Utilities and manufacturers who want to motivate consumers to buy and use green products sometimes turn to Suzanne Shelton. Her Knoxville, Tenn., advertising company, the Shelton Group, works "to bring sustainability to the masses."
Many Americans think they've done plenty to make their homes more energy-efficient but are frustrated that they're not seeing the results in lower utility bills, according to Shelton's sixth annual Energy Pulse survey. What's more, she said, homeowners think they've gone about as far as they can to improve their homes' energy efficiency.
She talked about what we'll do — and won't do — for our homes:
Your research shows that people think they've done plenty to improve their home-energy footprint, yet you think they're fooling themselves. Why?
There's a gross misperception that Americans think they've done a lot more than they have. Ninety percent of the population says they've changed their habits to be more energy-efficient, and 77% of them say they've changed most of their incandescent light bulbs to compact fluorescent lights or CFLs. But we know that's overstated. If it were true that people had changed their behavior, energy consumption would have gone down, but it hasn't.
Do their actions go beyond changing their light bulbs?
When we look at the profiles of Americans who we know are most inclined to do these kinds of things — they have the disposable income, they've upgraded their heating/cooling/air conditioning to be more energy-efficient, they've purchased Energy Star products, etc. — they say, "Thank you very much, I'm done now." They think they've done enough for their part.
One-third of people who have made those improvements say they haven't seen the improvements [in their utility bills] that they expected. And they say, "I've done a lot and I didn't see any savings from it, why should I bother?"
Is that dearth of savings because utility rates are going up?
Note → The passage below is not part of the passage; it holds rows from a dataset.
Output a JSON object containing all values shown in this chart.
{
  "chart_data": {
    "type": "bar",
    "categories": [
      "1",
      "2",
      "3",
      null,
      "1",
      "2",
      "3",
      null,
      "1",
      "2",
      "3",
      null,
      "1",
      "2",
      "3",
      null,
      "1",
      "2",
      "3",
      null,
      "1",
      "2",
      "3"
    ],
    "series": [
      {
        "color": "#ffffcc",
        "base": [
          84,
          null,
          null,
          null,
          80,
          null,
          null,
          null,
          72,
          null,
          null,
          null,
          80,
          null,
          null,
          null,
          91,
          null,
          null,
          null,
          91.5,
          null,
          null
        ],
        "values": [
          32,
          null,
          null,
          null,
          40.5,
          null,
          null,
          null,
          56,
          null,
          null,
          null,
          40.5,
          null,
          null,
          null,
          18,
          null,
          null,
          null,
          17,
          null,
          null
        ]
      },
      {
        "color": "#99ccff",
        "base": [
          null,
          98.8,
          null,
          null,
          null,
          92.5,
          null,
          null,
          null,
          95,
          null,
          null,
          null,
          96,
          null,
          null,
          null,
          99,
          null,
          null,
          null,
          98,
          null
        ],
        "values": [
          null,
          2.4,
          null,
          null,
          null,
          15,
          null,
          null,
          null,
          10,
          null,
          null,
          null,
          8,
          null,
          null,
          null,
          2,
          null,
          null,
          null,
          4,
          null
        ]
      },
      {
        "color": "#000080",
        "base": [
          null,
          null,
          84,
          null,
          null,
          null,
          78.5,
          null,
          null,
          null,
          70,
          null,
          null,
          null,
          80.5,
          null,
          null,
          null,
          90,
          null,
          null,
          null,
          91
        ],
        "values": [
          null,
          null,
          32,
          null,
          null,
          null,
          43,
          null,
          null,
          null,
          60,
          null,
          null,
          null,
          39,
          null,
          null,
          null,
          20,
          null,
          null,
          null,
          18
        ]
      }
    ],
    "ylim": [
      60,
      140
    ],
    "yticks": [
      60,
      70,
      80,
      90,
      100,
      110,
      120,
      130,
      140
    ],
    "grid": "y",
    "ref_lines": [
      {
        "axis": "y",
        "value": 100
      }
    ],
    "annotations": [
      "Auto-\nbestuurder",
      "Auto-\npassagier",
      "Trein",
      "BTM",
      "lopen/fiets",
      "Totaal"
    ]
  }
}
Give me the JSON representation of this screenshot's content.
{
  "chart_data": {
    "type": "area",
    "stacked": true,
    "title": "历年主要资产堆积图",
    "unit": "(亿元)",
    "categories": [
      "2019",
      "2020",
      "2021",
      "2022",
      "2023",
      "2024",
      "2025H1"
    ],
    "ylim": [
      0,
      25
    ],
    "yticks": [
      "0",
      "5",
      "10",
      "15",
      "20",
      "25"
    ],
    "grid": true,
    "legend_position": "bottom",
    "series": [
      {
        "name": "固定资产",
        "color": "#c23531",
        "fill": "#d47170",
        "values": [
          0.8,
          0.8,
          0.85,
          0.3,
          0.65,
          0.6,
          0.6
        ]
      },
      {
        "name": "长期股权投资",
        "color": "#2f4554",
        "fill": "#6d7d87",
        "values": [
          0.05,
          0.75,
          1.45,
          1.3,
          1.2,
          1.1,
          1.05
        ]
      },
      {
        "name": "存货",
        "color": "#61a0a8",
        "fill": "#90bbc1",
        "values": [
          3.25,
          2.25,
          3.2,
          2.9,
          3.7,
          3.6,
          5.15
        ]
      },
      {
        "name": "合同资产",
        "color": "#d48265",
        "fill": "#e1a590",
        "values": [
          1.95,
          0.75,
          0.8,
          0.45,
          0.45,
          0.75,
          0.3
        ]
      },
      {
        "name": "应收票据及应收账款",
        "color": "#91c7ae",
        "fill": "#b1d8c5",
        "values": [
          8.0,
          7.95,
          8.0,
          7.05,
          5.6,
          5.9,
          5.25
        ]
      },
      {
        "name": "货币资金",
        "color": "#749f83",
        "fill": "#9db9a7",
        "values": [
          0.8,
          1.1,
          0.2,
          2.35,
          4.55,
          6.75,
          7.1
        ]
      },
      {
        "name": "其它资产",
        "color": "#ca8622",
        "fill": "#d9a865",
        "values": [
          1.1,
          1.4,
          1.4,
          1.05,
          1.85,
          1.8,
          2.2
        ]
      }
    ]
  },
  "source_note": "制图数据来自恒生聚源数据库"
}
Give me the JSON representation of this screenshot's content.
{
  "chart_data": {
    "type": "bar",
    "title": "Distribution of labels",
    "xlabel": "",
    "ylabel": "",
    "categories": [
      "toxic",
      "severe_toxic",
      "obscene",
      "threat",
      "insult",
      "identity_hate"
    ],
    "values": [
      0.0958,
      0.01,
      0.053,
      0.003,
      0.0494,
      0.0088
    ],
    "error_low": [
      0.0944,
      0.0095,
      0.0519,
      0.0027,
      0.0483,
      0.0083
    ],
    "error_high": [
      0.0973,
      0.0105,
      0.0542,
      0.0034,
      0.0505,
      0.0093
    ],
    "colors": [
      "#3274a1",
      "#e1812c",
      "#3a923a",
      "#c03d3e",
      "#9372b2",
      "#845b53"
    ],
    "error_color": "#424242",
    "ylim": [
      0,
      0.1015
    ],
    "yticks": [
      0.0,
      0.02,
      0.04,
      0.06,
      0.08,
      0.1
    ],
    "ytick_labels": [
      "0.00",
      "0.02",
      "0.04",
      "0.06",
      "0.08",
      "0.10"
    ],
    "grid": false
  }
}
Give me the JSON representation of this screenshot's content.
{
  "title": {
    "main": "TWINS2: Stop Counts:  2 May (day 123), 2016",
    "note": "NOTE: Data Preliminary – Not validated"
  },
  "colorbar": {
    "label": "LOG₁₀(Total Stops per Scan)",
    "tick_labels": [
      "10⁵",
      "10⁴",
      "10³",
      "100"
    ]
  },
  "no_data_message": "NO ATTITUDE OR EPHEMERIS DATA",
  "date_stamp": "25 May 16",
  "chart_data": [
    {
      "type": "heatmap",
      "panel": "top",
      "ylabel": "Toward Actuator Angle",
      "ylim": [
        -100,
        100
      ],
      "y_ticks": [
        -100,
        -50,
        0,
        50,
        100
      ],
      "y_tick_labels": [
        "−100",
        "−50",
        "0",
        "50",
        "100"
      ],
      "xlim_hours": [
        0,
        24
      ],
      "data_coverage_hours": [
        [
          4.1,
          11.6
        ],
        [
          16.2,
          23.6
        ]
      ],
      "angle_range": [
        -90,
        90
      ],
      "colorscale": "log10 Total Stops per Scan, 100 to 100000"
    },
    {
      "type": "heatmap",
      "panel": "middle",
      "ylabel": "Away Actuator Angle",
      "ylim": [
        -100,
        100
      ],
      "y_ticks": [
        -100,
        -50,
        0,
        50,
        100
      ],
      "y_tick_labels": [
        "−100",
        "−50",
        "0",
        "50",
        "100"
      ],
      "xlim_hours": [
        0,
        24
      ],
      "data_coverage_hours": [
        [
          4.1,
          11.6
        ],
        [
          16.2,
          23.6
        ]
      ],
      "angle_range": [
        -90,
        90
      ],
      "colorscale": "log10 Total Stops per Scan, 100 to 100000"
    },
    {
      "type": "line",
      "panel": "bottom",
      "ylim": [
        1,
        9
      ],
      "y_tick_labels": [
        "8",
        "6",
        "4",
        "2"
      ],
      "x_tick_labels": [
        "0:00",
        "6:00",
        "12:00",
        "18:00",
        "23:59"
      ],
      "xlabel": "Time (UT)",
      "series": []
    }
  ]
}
That's part of it. They're also using more electricity — with cellphones, HDTVs, laptops and computers, they're using more devices than ever before, and they don't realize it.
People think that because they've installed CFLs, they can leave the lights on all the time. If they've bought [an energy-efficient] water heater, they can take long showers.
What would you consider to be the mainstream attitude about conservation today?
There isn't one attitude that dominates. If you paint with a very broad brush, you can divide the country into four general attitudes.
The first is called the actives. They're avid recyclers and very attuned to waste and energy conservation. They actively seek out green products.
The seekers are the people that manufacturers most want to reach because they haven't really established any brand loyalty. They're middle-income, with kids at home. Seekers are trying to figure all this stuff out. They feel a little guilty about some of their choices, but they're not sure what to do.
The skeptics are the largest group, compared to the other three. Their defining characteristic is that global warming isn't happening or they're on the fence about it. They'll do energy-efficient things, but for economic reasons. They think, "Why would you spend more money with the utility company than you have to?"
The indifferents aren't doing anything to conserve energy or anything green because their whole life is colored by their financial goals — just trying to put food on the table. They don't have the freedom to even think about climate change.
Is it worthwhile for someone trying to sell a home to tout its green features?
It's getting there. A growing number of Multiple Listing Services are starting to add green features to their lists of home attributes. Some people don't want to buy a green home because they think they're going to pay more for it and don't think green features will improve their real estate values. By listing those features in the MLS, it begins to provide a feeling of value for them.
In the 1970s, you'd see people offering their utility bills [to prospective buyers] to show them what kind of value they'd be getting with the house. In the '80s, we stopped worrying about it. Now we do care again. I hope that this will stick around and that you'll see people who are buying homes asking for utility bills to see what they're buying into.
Umberger writes for the Chicago Tribune.